Untuk mengetahui pertumbuhan stump karet pada berbagai kedalaman dan komposisi media tanam. Hipotesis Penelitian
Ada pertumbuhan stump karet yang berbeda terhadap berbagai kedalaman dan komposisi media tanam, serta interaksi keduanya. Kegunaan Penelitian
Penelitian ini berguna untuk mendapatkan data penyusunan skripsi sebagai salah satu syarat untuk mendapatkan gelar sarjana pertanian di Fakultas Pertanian, Universitas Sumatera Utara, Medan, dan diharapkan berguna sebagai informasi budidaya karet di pembibitan.

TINJAUAN PUSTAKA

Botani dan Syarat Tumbuh Tanaman Berdasarkan Steenis, et. al, (1967) sistematika tanaman karet adalah
sebagai berikut; Divisi: Spermatophyta; Subdivisi: Angiospermae; Class: Dicotyledonae; Ordo: Euphorbiales; Family: Euphorbiaceae; Genus: Hevea; Spesies: Hevea brassiliensis Muell Arg.
Sistem perakaran kompak/padat, akar tunggangnya dapat menembus tanah hingga kedalaman 1-2 m, sedangkan akar lateralnya dapat menyebar sejauh 10 m. Batangnya bulat silindris, kulit kayunya halus rata berwarna pucat hingga kecokelatan dan sedikit bergabus (Syamsulbahri, 1996).
Daun karet terdiri atas tangkai daun utama dan tangkai anak daun. Panjang tangkai daun utama 3-20 cm. Panjang tangkai anak daun 3-10 cm dan pada ujungnya terdapat kelenjar. Biasanya ada tiga anak daun yang terapat pada sehelai daun karet.

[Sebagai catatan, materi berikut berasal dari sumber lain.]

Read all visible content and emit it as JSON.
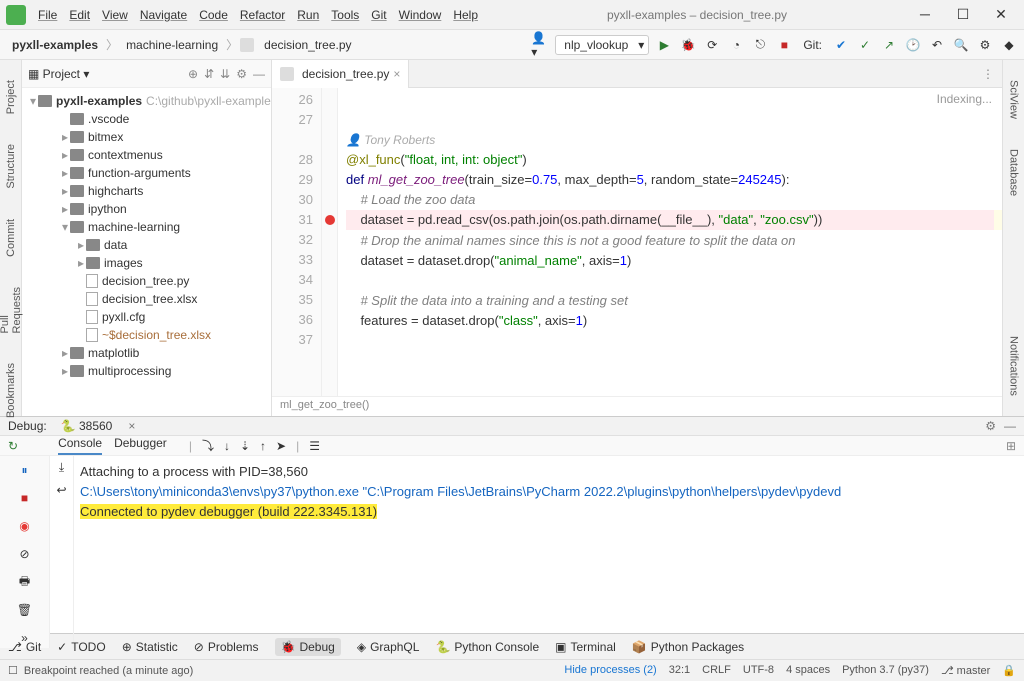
{
  "window": {
    "title": "pyxll-examples – decision_tree.py"
  },
  "menu": [
    "File",
    "Edit",
    "View",
    "Navigate",
    "Code",
    "Refactor",
    "Run",
    "Tools",
    "Git",
    "Window",
    "Help"
  ],
  "breadcrumbs": {
    "root": "pyxll-examples",
    "folder": "machine-learning",
    "file": "decision_tree.py"
  },
  "run_config": {
    "selected": "nlp_vlookup"
  },
  "toolbar": {
    "git_label": "Git:"
  },
  "project": {
    "title": "Project",
    "root": {
      "name": "pyxll-examples",
      "path": "C:\\github\\pyxll-example"
    },
    "items": [
      {
        "name": ".vscode",
        "type": "folder",
        "level": 2,
        "expanded": false
      },
      {
        "name": "bitmex",
        "type": "folder",
        "level": 2,
        "expanded": false,
        "chev": true
      },
      {
        "name": "contextmenus",
        "type": "folder",
        "level": 2,
        "expanded": false,
        "chev": true
      },
      {
        "name": "function-arguments",
        "type": "folder",
        "level": 2,
        "expanded": false,
        "chev": true
      },
      {
        "name": "highcharts",
        "type": "folder",
        "level": 2,
        "expanded": false,
        "chev": true
      },
      {
        "name": "ipython",
        "type": "folder",
        "level": 2,
        "expanded": false,
        "chev": true
      },
      {
        "name": "machine-learning",
        "type": "folder",
        "level": 2,
        "expanded": true,
        "chev": true
      },
      {
        "name": "data",
        "type": "folder",
        "level": 3,
        "expanded": false,
        "chev": true
      },
      {
        "name": "images",
        "type": "folder",
        "level": 3,
        "expanded": false,
        "chev": true
      },
      {
        "name": "decision_tree.py",
        "type": "file",
        "level": 3
      },
      {
        "name": "decision_tree.xlsx",
        "type": "file",
        "level": 3
      },
      {
        "name": "pyxll.cfg",
        "type": "file",
        "level": 3
      },
      {
        "name": "~$decision_tree.xlsx",
        "type": "file",
        "level": 3,
        "color": "#a86e3a"
      },
      {
        "name": "matplotlib",
        "type": "folder",
        "level": 2,
        "expanded": false,
        "chev": true
      },
      {
        "name": "multiprocessing",
        "type": "folder",
        "level": 2,
        "expanded": false,
        "chev": true
      }
    ]
  },
  "editor": {
    "tab": "decision_tree.py",
    "indexing": "Indexing...",
    "crumb": "ml_get_zoo_tree()",
    "author": "Tony Roberts",
    "lines": [
      {
        "n": 26,
        "html": ""
      },
      {
        "n": 27,
        "html": ""
      },
      {
        "n": "",
        "author": true
      },
      {
        "n": 28,
        "html": "<span class='dec'>@xl_func</span>(<span class='str'>\"float, int, int: object\"</span>)"
      },
      {
        "n": 29,
        "html": "<span class='kw'>def</span> <span class='id'>ml_get_zoo_tree</span>(train_size=<span class='num'>0.75</span>, max_depth=<span class='num'>5</span>, random_state=<span class='num'>245245</span>):"
      },
      {
        "n": 30,
        "html": "    <span class='cmt'># Load the zoo data</span>"
      },
      {
        "n": 31,
        "bp": true,
        "hl": true,
        "html": "    dataset = pd.read_csv(os.path.join(os.path.dirname(__file__), <span class='str'>\"data\"</span>, <span class='str'>\"zoo.csv\"</span>))"
      },
      {
        "n": 32,
        "caret": true,
        "html": "    "
      },
      {
        "n": 33,
        "html": "    <span class='cmt'># Drop the animal names since this is not a good feature to split the data on</span>"
      },
      {
        "n": 34,
        "html": "    dataset = dataset.drop(<span class='str'>\"animal_name\"</span>, axis=<span class='num'>1</span>)"
      },
      {
        "n": 35,
        "html": ""
      },
      {
        "n": 36,
        "html": "    <span class='cmt'># Split the data into a training and a testing set</span>"
      },
      {
        "n": 37,
        "html": "    features = dataset.drop(<span class='str'>\"class\"</span>, axis=<span class='num'>1</span>)"
      }
    ]
  },
  "debug": {
    "title": "Debug:",
    "session": "38560",
    "tabs": {
      "console": "Console",
      "debugger": "Debugger"
    },
    "console_lines": {
      "l1": "Attaching to a process with PID=38,560",
      "l2": "C:\\Users\\tony\\miniconda3\\envs\\py37\\python.exe \"C:\\Program Files\\JetBrains\\PyCharm 2022.2\\plugins\\python\\helpers\\pydev\\pydevd",
      "l3": "Connected to pydev debugger (build 222.3345.131)"
    }
  },
  "bottom_tabs": {
    "git": "Git",
    "todo": "TODO",
    "statistic": "Statistic",
    "problems": "Problems",
    "debug": "Debug",
    "graphql": "GraphQL",
    "python_console": "Python Console",
    "terminal": "Terminal",
    "python_packages": "Python Packages"
  },
  "statusbar": {
    "msg": "Breakpoint reached (a minute ago)",
    "hide": "Hide processes (2)",
    "pos": "32:1",
    "eol": "CRLF",
    "enc": "UTF-8",
    "indent": "4 spaces",
    "interp": "Python 3.7 (py37)",
    "branch": "master"
  },
  "side_tabs": {
    "left": [
      "Project",
      "Structure",
      "Commit",
      "Pull Requests",
      "Bookmarks"
    ],
    "right": [
      "SciView",
      "Database",
      "Notifications"
    ]
  }
}
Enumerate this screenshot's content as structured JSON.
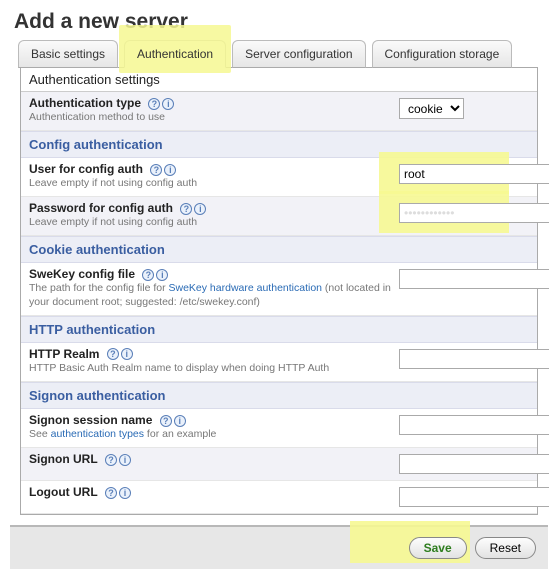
{
  "title": "Add a new server",
  "tabs": [
    {
      "label": "Basic settings"
    },
    {
      "label": "Authentication"
    },
    {
      "label": "Server configuration"
    },
    {
      "label": "Configuration storage"
    }
  ],
  "active_tab": 1,
  "panel_header": "Authentication settings",
  "auth_type": {
    "label": "Authentication type",
    "desc": "Authentication method to use",
    "value": "cookie"
  },
  "sections": {
    "config": "Config authentication",
    "cookie": "Cookie authentication",
    "http": "HTTP authentication",
    "signon": "Signon authentication"
  },
  "fields": {
    "user": {
      "label": "User for config auth",
      "desc": "Leave empty if not using config auth",
      "value": "root"
    },
    "password": {
      "label": "Password for config auth",
      "desc": "Leave empty if not using config auth",
      "value": ""
    },
    "swekey": {
      "label": "SweKey config file",
      "desc_pre": "The path for the config file for ",
      "desc_link": "SweKey hardware authentication",
      "desc_post": " (not located in your document root; suggested: /etc/swekey.conf)",
      "value": ""
    },
    "realm": {
      "label": "HTTP Realm",
      "desc": "HTTP Basic Auth Realm name to display when doing HTTP Auth",
      "value": ""
    },
    "signon_name": {
      "label": "Signon session name",
      "desc_pre": "See ",
      "desc_link": "authentication types",
      "desc_post": " for an example",
      "value": ""
    },
    "signon_url": {
      "label": "Signon URL",
      "value": ""
    },
    "logout_url": {
      "label": "Logout URL",
      "value": ""
    }
  },
  "buttons": {
    "save": "Save",
    "reset": "Reset"
  }
}
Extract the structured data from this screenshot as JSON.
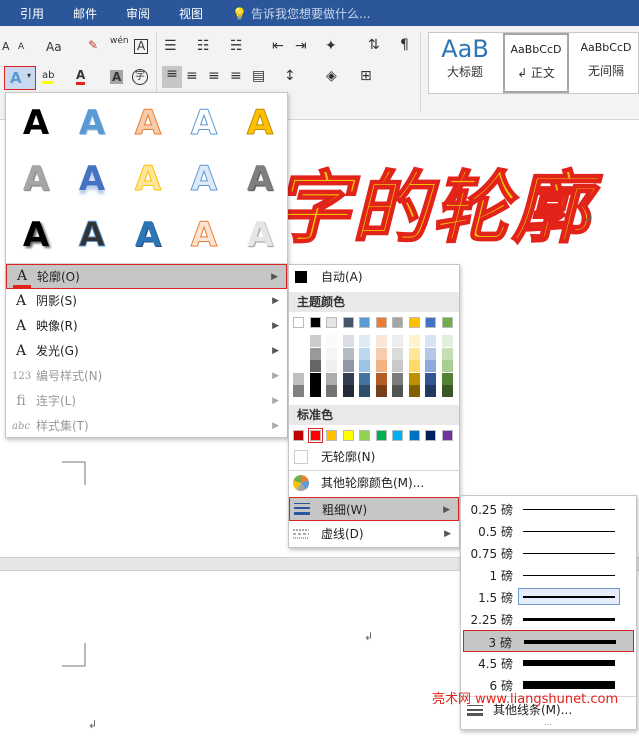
{
  "topbar": {
    "tabs": [
      "引用",
      "邮件",
      "审阅",
      "视图"
    ],
    "tell_me": "告诉我您想要做什么..."
  },
  "ribbon": {
    "font_size_up": "A",
    "font_size_down": "A",
    "change_case": "Aa",
    "phonetic_guide": "wén",
    "char_border": "A",
    "text_effects": "A",
    "highlight": "ab",
    "font_color": "A",
    "char_shading": "A",
    "enclose_char": "字",
    "styles": [
      {
        "sample": "AaB",
        "label": "大标题"
      },
      {
        "sample": "AaBbCcD",
        "label": "↲ 正文"
      },
      {
        "sample": "AaBbCcD",
        "label": "无间隔"
      }
    ]
  },
  "document": {
    "big_text": "字的轮廓",
    "pilcrow": "↲"
  },
  "fx_menu": {
    "letter": "A",
    "items": [
      {
        "icon": "A",
        "label": "轮廓(O)",
        "disabled": false
      },
      {
        "icon": "A",
        "label": "阴影(S)",
        "disabled": false
      },
      {
        "icon": "A",
        "label": "映像(R)",
        "disabled": false
      },
      {
        "icon": "A",
        "label": "发光(G)",
        "disabled": false
      },
      {
        "icon": "123",
        "label": "编号样式(N)",
        "disabled": true
      },
      {
        "icon": "fi",
        "label": "连字(L)",
        "disabled": true
      },
      {
        "icon": "abc",
        "label": "样式集(T)",
        "disabled": true
      }
    ]
  },
  "outline_menu": {
    "auto": "自动(A)",
    "theme_colors_header": "主题颜色",
    "standard_colors_header": "标准色",
    "no_outline": "无轮廓(N)",
    "more_colors": "其他轮廓颜色(M)...",
    "weight": "粗细(W)",
    "dashes": "虚线(D)",
    "theme_colors": [
      "#ffffff",
      "#000000",
      "#e7e6e6",
      "#44546a",
      "#5b9bd5",
      "#ed7d31",
      "#a5a5a5",
      "#ffc000",
      "#4472c4",
      "#70ad47"
    ],
    "standard_colors": [
      "#c00000",
      "#ff0000",
      "#ffc000",
      "#ffff00",
      "#92d050",
      "#00b050",
      "#00b0f0",
      "#0070c0",
      "#002060",
      "#7030a0"
    ]
  },
  "weight_menu": {
    "items": [
      {
        "label": "0.25 磅",
        "weight": 0.25
      },
      {
        "label": "0.5 磅",
        "weight": 0.5
      },
      {
        "label": "0.75 磅",
        "weight": 0.75
      },
      {
        "label": "1 磅",
        "weight": 1
      },
      {
        "label": "1.5 磅",
        "weight": 1.5
      },
      {
        "label": "2.25 磅",
        "weight": 2.25
      },
      {
        "label": "3 磅",
        "weight": 3
      },
      {
        "label": "4.5 磅",
        "weight": 4.5
      },
      {
        "label": "6 磅",
        "weight": 6
      }
    ],
    "more_lines": "其他线条(M)...",
    "current_index": 4,
    "selected_index": 6
  },
  "watermark": "亮术网 www.liangshunet.com"
}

Anak daun berbentuk eliptis, memanjang dengan ujung meruncing, serta tepinya rata dan gundul (Sianturi, 2001).
Bunga berbentuk “lonceng” berwarna kuning. Ukuran bunga betina lebih besar daripada bunga jantan. Apabila bunga betina terbuka, putik dengan tiga tangkai putik akan tampak. Bunga jantan bila telah matang akan mengeluarkan tepung sari yang berwarna kuning. Bunga karet mempunyai bau dan warna yang menarik dengan tepung sari dan putik yang agak lengket (Setyamidjaja, 1993)
Curah hujan yang optimal untuk pertumbuhan karet antara 2.500 mm sampai 4.000 mm/tahun, dengan hari hujan berkisar antara 100 - 150 hh/tahun. Namun demikian, jika sering hujan pada pagi hari, produksi akan berkurang (Anwar, 2001).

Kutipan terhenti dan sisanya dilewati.